As Turkey plots 2023 moon landing, union leader urges Muslim call to prayer from space

As Turkey plots 2023 moon landing, union leader urges Muslim call to prayer from space
The 'gift of divine peace' must be recited on the moon and in space, the head of a Turkish religious workers' union has said.
2 min read
11 February, 2021
President Erdogan has pledged to send a Turkish citizen into space [Getty]
The chief of a Turkish civil servants' union has called for the Islamic call to prayer to be broadcast from space as part of newly announced plans to land on the moon by 2023.

"Let us ensure that the "adhan" [call to prayer] is recited both on the moon and in space, apart from our world," Nuri Unal was quoted as saying by the ANKA news agency. 

Unal heads the Vakif-Sen union of workers in Turkey's Religious Affairs ministry, which issues religious edicts and oversees the country's more than 80,000 mosques.

"The adhan is a gift of divine peace to the hearts of all people," Unal said shortly after Turkish President Recep Tayyip Erdogan unveiled the country's extra-terrestrial ambitions on Wednesday.

"Let's make this a historic moment. Let's crown the scientific success like this [with the adhan]," he added.
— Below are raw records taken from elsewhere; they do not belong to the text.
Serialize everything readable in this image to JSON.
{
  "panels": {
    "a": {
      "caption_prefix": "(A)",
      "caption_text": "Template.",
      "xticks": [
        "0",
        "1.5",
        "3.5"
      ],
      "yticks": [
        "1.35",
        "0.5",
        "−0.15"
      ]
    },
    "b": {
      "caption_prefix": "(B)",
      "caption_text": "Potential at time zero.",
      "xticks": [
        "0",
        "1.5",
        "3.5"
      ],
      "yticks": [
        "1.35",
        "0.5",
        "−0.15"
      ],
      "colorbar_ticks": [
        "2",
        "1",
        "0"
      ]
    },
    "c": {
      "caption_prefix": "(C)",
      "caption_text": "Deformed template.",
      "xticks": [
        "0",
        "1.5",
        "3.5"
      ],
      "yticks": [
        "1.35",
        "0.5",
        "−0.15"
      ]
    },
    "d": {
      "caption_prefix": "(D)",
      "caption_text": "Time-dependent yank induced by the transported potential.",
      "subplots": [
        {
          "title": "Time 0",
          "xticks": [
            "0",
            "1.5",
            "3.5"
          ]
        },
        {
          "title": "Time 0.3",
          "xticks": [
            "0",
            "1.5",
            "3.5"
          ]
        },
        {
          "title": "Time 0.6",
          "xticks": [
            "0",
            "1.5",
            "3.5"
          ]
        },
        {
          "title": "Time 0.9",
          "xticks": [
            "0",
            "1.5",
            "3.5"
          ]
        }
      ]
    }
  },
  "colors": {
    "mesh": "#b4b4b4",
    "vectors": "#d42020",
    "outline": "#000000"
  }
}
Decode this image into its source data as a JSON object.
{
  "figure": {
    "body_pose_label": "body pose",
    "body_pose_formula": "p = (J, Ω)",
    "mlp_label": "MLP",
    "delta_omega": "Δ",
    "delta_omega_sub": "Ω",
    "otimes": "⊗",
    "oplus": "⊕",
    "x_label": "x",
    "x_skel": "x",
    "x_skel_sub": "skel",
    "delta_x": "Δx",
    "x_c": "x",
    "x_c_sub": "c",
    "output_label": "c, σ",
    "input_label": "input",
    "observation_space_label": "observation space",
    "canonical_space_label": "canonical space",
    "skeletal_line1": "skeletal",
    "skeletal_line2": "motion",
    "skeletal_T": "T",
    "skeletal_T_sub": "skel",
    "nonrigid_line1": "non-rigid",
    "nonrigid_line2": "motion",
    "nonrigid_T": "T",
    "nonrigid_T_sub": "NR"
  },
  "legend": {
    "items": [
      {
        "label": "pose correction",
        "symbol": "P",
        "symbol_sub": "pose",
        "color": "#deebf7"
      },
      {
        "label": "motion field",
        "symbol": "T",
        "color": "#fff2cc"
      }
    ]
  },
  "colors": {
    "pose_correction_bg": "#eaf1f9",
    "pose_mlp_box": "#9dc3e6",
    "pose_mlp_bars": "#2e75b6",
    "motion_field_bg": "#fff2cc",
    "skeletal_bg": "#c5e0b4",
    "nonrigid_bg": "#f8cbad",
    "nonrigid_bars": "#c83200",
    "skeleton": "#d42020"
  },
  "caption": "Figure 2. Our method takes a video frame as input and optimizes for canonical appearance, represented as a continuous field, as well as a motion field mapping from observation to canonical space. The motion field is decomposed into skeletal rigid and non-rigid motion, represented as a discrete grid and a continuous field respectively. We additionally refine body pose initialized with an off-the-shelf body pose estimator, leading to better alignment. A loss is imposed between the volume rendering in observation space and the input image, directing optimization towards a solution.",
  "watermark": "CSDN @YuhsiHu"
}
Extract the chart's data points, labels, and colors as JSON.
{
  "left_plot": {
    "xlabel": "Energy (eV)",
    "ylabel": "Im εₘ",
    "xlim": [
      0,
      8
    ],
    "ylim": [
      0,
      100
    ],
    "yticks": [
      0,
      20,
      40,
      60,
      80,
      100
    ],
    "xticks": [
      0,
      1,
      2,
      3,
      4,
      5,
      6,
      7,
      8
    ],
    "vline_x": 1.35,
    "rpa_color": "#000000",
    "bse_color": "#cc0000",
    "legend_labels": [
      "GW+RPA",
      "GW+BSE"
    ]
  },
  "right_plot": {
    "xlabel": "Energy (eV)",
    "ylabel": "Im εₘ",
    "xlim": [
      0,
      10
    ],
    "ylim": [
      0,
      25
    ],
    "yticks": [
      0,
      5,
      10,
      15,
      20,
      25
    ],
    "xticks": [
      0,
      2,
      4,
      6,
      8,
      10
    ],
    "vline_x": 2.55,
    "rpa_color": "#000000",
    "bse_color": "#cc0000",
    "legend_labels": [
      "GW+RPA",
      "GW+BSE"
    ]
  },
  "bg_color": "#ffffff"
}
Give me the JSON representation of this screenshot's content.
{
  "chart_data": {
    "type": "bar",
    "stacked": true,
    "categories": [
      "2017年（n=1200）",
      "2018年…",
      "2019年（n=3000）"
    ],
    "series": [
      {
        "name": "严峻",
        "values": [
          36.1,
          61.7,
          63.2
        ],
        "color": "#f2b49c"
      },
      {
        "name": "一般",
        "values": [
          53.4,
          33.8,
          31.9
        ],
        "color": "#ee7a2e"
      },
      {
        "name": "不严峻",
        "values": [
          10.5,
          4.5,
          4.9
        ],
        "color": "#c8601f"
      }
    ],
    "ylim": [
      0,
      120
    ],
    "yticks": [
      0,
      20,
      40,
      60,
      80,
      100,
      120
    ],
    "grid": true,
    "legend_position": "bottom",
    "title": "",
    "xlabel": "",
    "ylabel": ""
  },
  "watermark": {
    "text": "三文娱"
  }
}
Turkey's leader unveiled plans for a hard moon landing by 2023 and a soft moon landing by 2026 on Wednesday. A hard landing refers to a spacecraft intentionally crashing on the moon.

President Erdogan underlined several other main goals, including sending the first Turkish citizen into space on a scientific mission and landing an astronaut on the moon.

Turkey has conducted other space launches, putting reconnaissance and communication satellites into orbit. 

Last month it sent the Turksat 5A satellite into orbit from a launch site in the US, in cooperation with Elon Musk's SpaceX.

"Our feet will be on earth but our eyes will be in space. Our roots will be on earth, our branches will be up in the sky," Erdogan said.

His announcement came shortly after the UAE announced that its Hope probe had successfully entered Mars' orbit, making it the Arab world's first interplanetary mission.

Abu Dhabi and Ankara are major regional rivals.